计算机工程与应用 ›› 2011, Vol. 47 ›› Issue (28): 150-153.

• 图形、图像、模式识别 • 上一篇    下一篇

粘连字符的图片验证码识别

王 璐,张 荣,尹 东,詹金春,吴陈洋   

  1. 中国科学技术大学 电子工程和信息科学系,合肥 230027
  • 收稿日期:1900-01-01 修回日期:1900-01-01 出版日期:2011-10-01 发布日期:2011-10-01

Breaking visual CAPTCHA of merged characters

WANG Lu,ZHANG Rong,YIN Dong,ZHAN Jinchun,WU Chenyang   

  1. Department of Electronic Engineering & Information Science,University of Science & Technology of China,Hefei 230027,China
  • Received:1900-01-01 Revised:1900-01-01 Online:2011-10-01 Published:2011-10-01

摘要: 验证码在维护互联网安全、防止机器恶意攻击做出了很大贡献。但通过现有的模式识别技术仍然可以破解部分验证码。着重于有粘连字符的猫扑和西祠胡同网站验证码进行识别,难点在于分割图片中的粘连字符。对字符是模糊粘连的猫扑验证码,提出了基于局部极小值和最小投影值的方法来分割;对有交错粘连的西祠胡同验证码,通过颜色聚类与竖直投影结合来达到分割字符的目的。最终均采用卷积神经网络进行训练和识别,达到了较高的识别率。

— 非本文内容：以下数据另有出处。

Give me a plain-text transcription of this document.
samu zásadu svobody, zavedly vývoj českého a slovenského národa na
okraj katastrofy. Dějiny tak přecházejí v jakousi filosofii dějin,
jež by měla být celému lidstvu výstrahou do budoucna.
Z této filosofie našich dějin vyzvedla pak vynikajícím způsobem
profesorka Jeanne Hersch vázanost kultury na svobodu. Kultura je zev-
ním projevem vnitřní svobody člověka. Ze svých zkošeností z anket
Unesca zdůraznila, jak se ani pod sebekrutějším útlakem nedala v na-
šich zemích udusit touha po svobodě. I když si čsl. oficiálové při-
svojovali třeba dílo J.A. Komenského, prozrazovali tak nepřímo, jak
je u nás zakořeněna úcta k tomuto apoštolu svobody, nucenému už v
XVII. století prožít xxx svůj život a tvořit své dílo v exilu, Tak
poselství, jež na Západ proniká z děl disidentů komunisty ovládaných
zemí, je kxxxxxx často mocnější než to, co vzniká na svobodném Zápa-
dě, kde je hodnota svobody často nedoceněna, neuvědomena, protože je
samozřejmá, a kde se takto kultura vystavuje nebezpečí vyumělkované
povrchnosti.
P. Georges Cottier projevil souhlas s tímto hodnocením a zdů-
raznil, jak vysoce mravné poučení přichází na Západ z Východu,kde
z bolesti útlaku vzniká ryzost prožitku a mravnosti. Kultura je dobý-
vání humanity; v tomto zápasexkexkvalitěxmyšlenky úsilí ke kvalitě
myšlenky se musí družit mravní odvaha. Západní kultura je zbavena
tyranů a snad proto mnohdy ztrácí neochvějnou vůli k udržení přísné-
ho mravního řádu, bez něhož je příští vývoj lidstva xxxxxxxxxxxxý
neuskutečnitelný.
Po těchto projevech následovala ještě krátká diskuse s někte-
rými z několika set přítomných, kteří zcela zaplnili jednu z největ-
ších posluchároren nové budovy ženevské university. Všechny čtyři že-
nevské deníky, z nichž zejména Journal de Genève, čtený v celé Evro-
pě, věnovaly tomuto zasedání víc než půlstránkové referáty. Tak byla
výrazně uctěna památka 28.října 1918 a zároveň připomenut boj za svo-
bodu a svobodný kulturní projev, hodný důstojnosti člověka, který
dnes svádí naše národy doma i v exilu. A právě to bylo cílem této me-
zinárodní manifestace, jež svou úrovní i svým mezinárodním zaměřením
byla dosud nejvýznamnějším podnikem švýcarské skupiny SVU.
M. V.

关键词: 验证码, 粘连字符, 分割, 卷积神经网络

Abstract: CAPTCHA has made great contributions on maintaining the Internet security and preventing malicious machine attack.However,through the existing pattern recognition techniques,some CAPTCHAs can also be recognized.This paper focuses on breaking mop and xicihutong web CAPTCHA with merged characters.The difficulty is the segmentation of merged characters in image.Aiming at mop CAPTCHA which has blur merged characters,the paper proposes a segmentation algorithm based on local teeny value and minimum projective value.As to xicihutong web CAPTCHA with interlaced merged characters,the color clustering is proposed by combining with the vertical projection to achieve the purpose of segmentation.It uses the convolution neural network to train and recognize them,reaching a high recognition rate.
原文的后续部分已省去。